2 Corinthiens 8:1-15

La collecte en faveur des chrétiens de Jérusalem

L’exemple des Eglises de Macédoine

Nous voulons vous faire connaître, frères et sœurs, la grâce que Dieu a accordée aux Eglises de Macédoine. Elles ont été mises à l’épreuve par de multiples détresses, mais les croyants, animés d’une joie débordante et malgré leur extrême pauvreté, ont fait preuve d’une très grande générosité. Ils sont allés jusqu’à la limite de leurs moyens, et même au-delà, j’en suis témoin; spontanément et avec une vive insistance, ils nous ont demandé la faveur de prendre part à l’assistance destinée à ceux qui, à Jérusalem, font partie du peuple saint. Dépassant toutes nos espérances, ils se sont tout d’abord donnés eux-mêmes au Seigneur et ensuite, conformément à la volonté de Dieu, ils se sont mis à notre disposition.

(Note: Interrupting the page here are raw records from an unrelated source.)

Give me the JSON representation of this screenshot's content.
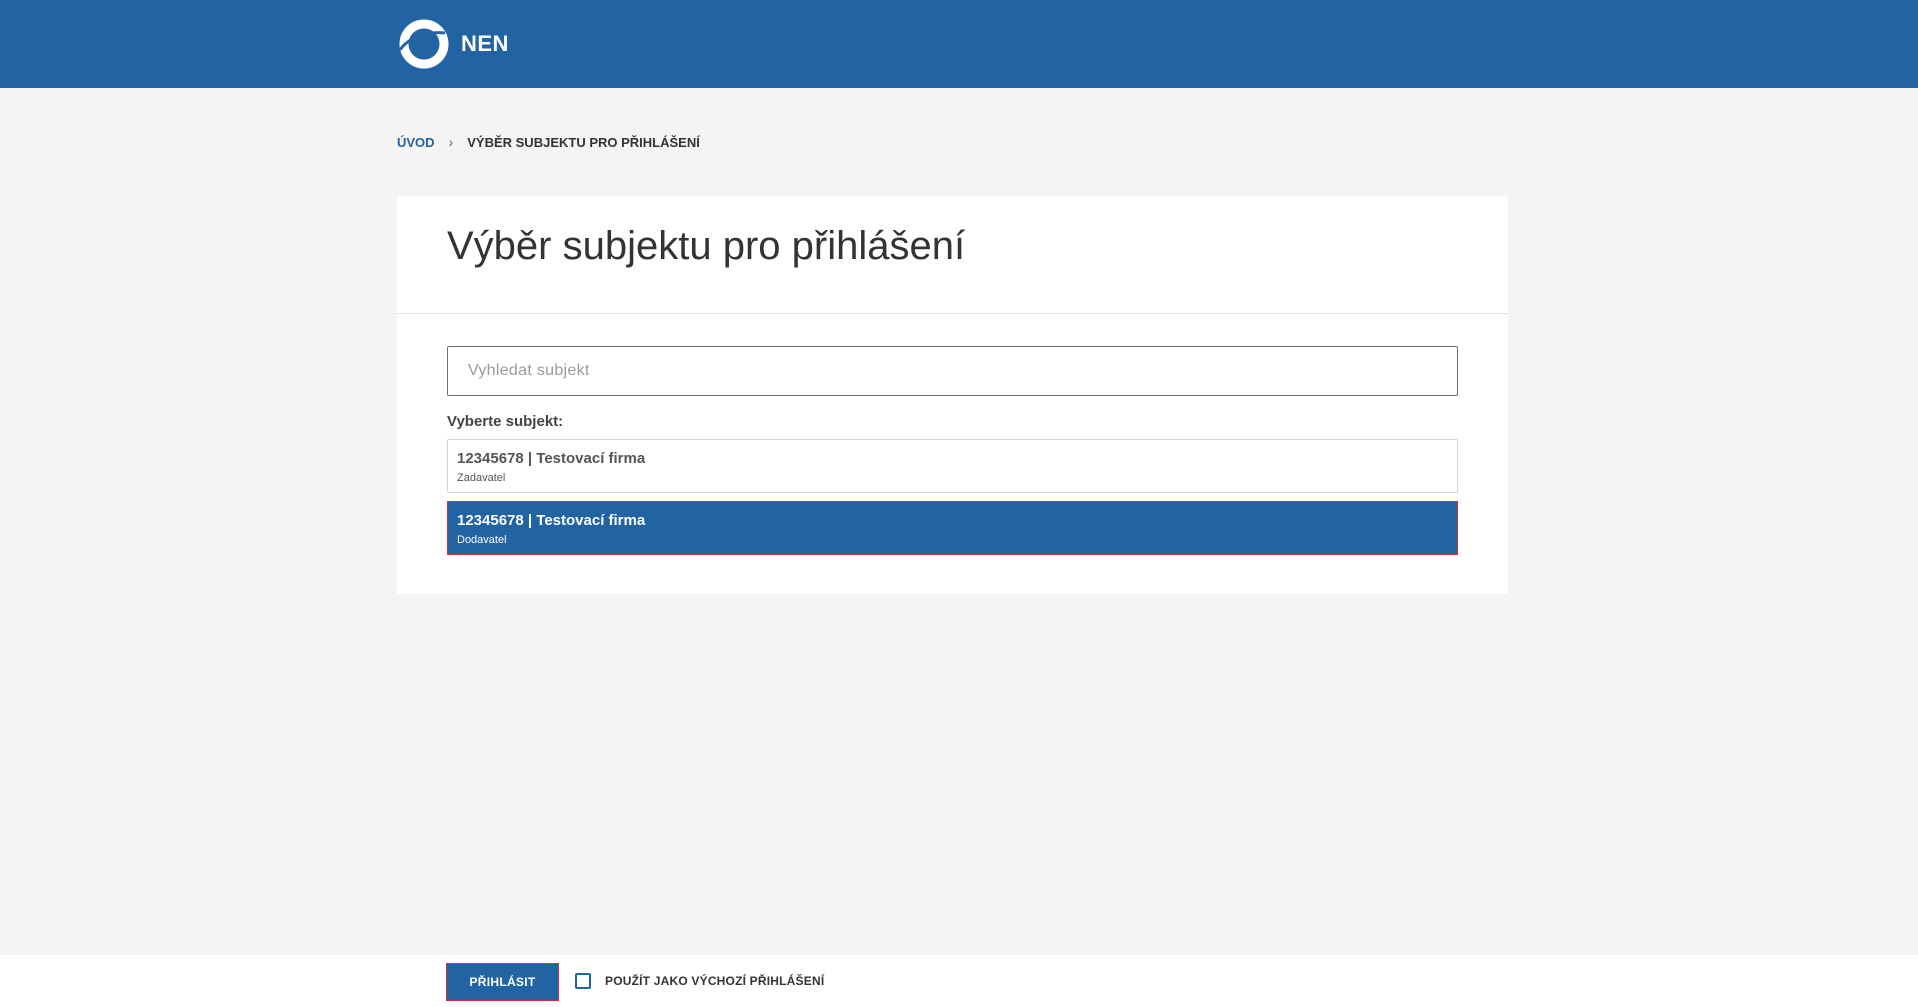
{
  "header": {
    "logo_text": "NEN",
    "background": "#2263a4",
    "logo_icon": "nen-ring-logo-icon"
  },
  "breadcrumb": {
    "home": "ÚVOD",
    "separator": "›",
    "current": "VÝBĚR SUBJEKTU PRO PŘIHLÁŠENÍ"
  },
  "card": {
    "title": "Výběr subjektu pro přihlášení",
    "search_placeholder": "Vyhledat subjekt",
    "search_value": "",
    "list_label": "Vyberte subjekt:",
    "subjects": [
      {
        "name": "12345678 | Testovací firma",
        "role": "Zadavatel",
        "selected": false
      },
      {
        "name": "12345678 | Testovací firma",
        "role": "Dodavatel",
        "selected": true
      }
    ]
  },
  "footer": {
    "login_button": "PŘIHLÁSIT",
    "default_login_label": "POUŽÍT JAKO VÝCHOZÍ PŘIHLÁŠENÍ",
    "default_login_checked": false
  },
  "colors": {
    "brand": "#2263a4",
    "page_background": "#f4f4f4",
    "focus_outline": "#d12f3a"
  }
}
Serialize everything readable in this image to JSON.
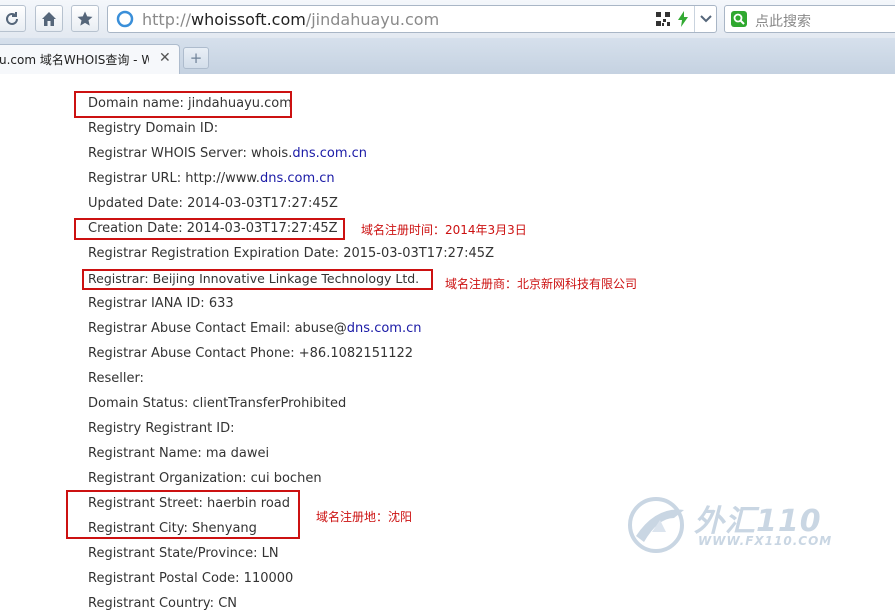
{
  "browser": {
    "url_scheme": "http://",
    "url_host": "whoissoft.com",
    "url_path": "/jindahuayu.com",
    "search_placeholder": "点此搜索",
    "tab_title": "u.com 域名WHOIS查询 - WI",
    "tab_close": "✕",
    "new_tab": "+"
  },
  "whois": {
    "lines": [
      {
        "label": "Domain name:",
        "value": "jindahuayu.com"
      },
      {
        "label": "Registry Domain ID:",
        "value": ""
      },
      {
        "label": "Registrar WHOIS Server:",
        "value_prefix": "whois.",
        "value_link": "dns.com.cn"
      },
      {
        "label": "Registrar URL:",
        "value_prefix": "http://www.",
        "value_link": "dns.com.cn"
      },
      {
        "label": "Updated Date:",
        "value": "2014-03-03T17:27:45Z"
      },
      {
        "label": "Creation Date:",
        "value": "2014-03-03T17:27:45Z"
      },
      {
        "label": "Registrar Registration Expiration Date:",
        "value": "2015-03-03T17:27:45Z"
      },
      {
        "label": "Registrar:",
        "value": "Beijing Innovative Linkage Technology Ltd."
      },
      {
        "label": "Registrar IANA ID:",
        "value": "633"
      },
      {
        "label": "Registrar Abuse Contact Email:",
        "value_prefix": "abuse@",
        "value_link": "dns.com.cn"
      },
      {
        "label": "Registrar Abuse Contact Phone:",
        "value": "+86.1082151122"
      },
      {
        "label": "Reseller:",
        "value": ""
      },
      {
        "label": "Domain Status:",
        "value": "clientTransferProhibited"
      },
      {
        "label": "Registry Registrant ID:",
        "value": ""
      },
      {
        "label": "Registrant Name:",
        "value": "ma dawei"
      },
      {
        "label": "Registrant Organization:",
        "value": "cui bochen"
      },
      {
        "label": "Registrant Street:",
        "value": "haerbin road"
      },
      {
        "label": "Registrant City:",
        "value": "Shenyang"
      },
      {
        "label": "Registrant State/Province:",
        "value": "LN"
      },
      {
        "label": "Registrant Postal Code:",
        "value": "110000"
      },
      {
        "label": "Registrant Country:",
        "value": "CN"
      }
    ]
  },
  "annotations": {
    "creation": "域名注册时间：2014年3月3日",
    "registrar": "域名注册商：北京新网科技有限公司",
    "location": "域名注册地：沈阳"
  },
  "watermark": {
    "title": "外汇110",
    "url": "WWW.FX110.COM"
  },
  "colors": {
    "highlight_border": "#cc1111",
    "link": "#1a1aa6"
  }
}
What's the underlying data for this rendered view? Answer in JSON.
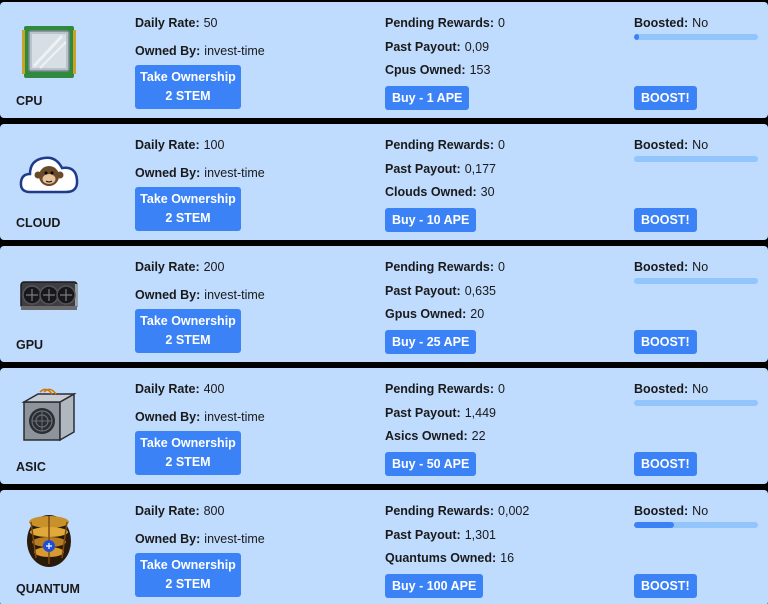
{
  "labels": {
    "daily_rate": "Daily Rate:",
    "owned_by": "Owned By:",
    "pending_rewards": "Pending Rewards:",
    "past_payout": "Past Payout:",
    "boosted": "Boosted:",
    "take_ownership": "Take Ownership",
    "boost_button": "BOOST!"
  },
  "colors": {
    "card_bg": "#bfdbfe",
    "button": "#3b82f6",
    "progress_track": "#93c5fd",
    "page_bg": "#000000"
  },
  "items": [
    {
      "name": "CPU",
      "icon": "cpu-chip-icon",
      "daily_rate": "50",
      "owned_by": "invest-time",
      "take_cost": "2 STEM",
      "pending_rewards": "0",
      "past_payout": "0,09",
      "owned_label": "Cpus Owned:",
      "owned_count": "153",
      "buy_label": "Buy - 1 APE",
      "boosted": "No",
      "boost_progress": 0.04
    },
    {
      "name": "CLOUD",
      "icon": "cloud-monkey-icon",
      "daily_rate": "100",
      "owned_by": "invest-time",
      "take_cost": "2 STEM",
      "pending_rewards": "0",
      "past_payout": "0,177",
      "owned_label": "Clouds Owned:",
      "owned_count": "30",
      "buy_label": "Buy - 10 APE",
      "boosted": "No",
      "boost_progress": 0
    },
    {
      "name": "GPU",
      "icon": "gpu-card-icon",
      "daily_rate": "200",
      "owned_by": "invest-time",
      "take_cost": "2 STEM",
      "pending_rewards": "0",
      "past_payout": "0,635",
      "owned_label": "Gpus Owned:",
      "owned_count": "20",
      "buy_label": "Buy - 25 APE",
      "boosted": "No",
      "boost_progress": 0
    },
    {
      "name": "ASIC",
      "icon": "asic-miner-icon",
      "daily_rate": "400",
      "owned_by": "invest-time",
      "take_cost": "2 STEM",
      "pending_rewards": "0",
      "past_payout": "1,449",
      "owned_label": "Asics Owned:",
      "owned_count": "22",
      "buy_label": "Buy - 50 APE",
      "boosted": "No",
      "boost_progress": 0
    },
    {
      "name": "QUANTUM",
      "icon": "quantum-computer-icon",
      "daily_rate": "800",
      "owned_by": "invest-time",
      "take_cost": "2 STEM",
      "pending_rewards": "0,002",
      "past_payout": "1,301",
      "owned_label": "Quantums Owned:",
      "owned_count": "16",
      "buy_label": "Buy - 100 APE",
      "boosted": "No",
      "boost_progress": 0.32
    }
  ]
}
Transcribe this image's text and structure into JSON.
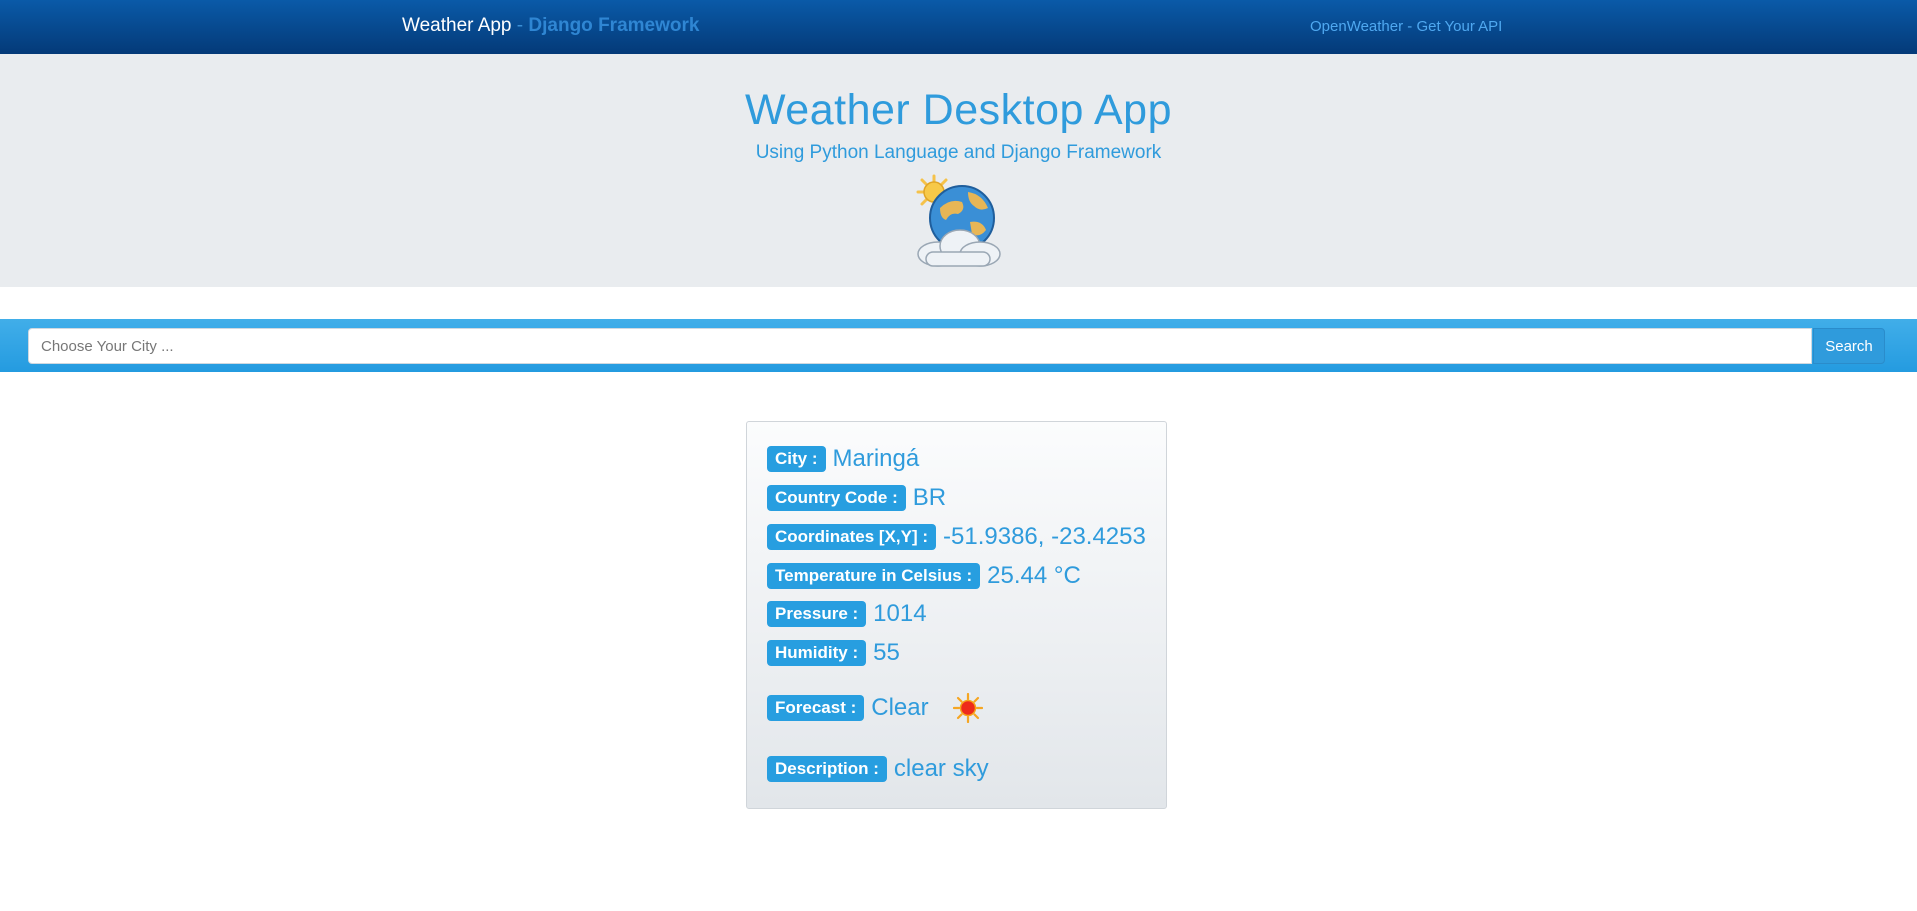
{
  "navbar": {
    "brand": "Weather App",
    "brand_sep": " - ",
    "brand_framework": "Django Framework",
    "link": "OpenWeather - Get Your API"
  },
  "hero": {
    "title": "Weather Desktop App",
    "subtitle": "Using Python Language and Django Framework",
    "icon": "sun-cloud-globe-icon"
  },
  "search": {
    "placeholder": "Choose Your City ...",
    "value": "",
    "button_label": "Search"
  },
  "result": {
    "city_label": "City :",
    "city": "Maringá",
    "country_label": "Country Code :",
    "country": "BR",
    "coords_label": "Coordinates [X,Y] :",
    "coords": "-51.9386, -23.4253",
    "temp_label": "Temperature in Celsius :",
    "temp": "25.44 °C",
    "pressure_label": "Pressure :",
    "pressure": "1014",
    "humidity_label": "Humidity :",
    "humidity": "55",
    "forecast_label": "Forecast :",
    "forecast": "Clear",
    "forecast_icon": "sun-icon",
    "description_label": "Description :",
    "description": "clear sky"
  },
  "colors": {
    "navbar": "#043a78",
    "accent": "#2f9bdc",
    "hero_bg": "#e9ecef"
  }
}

Aussi avons-nous encouragé Tite à mener à bonne fin chez vous cette œuvre de générosité qu’il avait si bien mise en train. Vous êtes riches dans tous les domaines, qu’il s’agisse de la foi, de la parole ou de la connaissance, du zèle en toutes choses ou de l’amour qui, de notre cœur, a gagné le vôtre; cherchez donc aussi à exceller dans cette œuvre de générosité.

Ce n’est pas un ordre que je vous donne, mais en mentionnant le zèle que d’autres ont déployé, je cherche à éprouver l’authenticité de votre amour.

Car vous savez comment notre Seigneur Jésus-Christ a manifesté sa grâce envers nous: lui qui était riche, il s’est fait pauvre pour vous afin que par sa pauvreté vous soyez enrichis.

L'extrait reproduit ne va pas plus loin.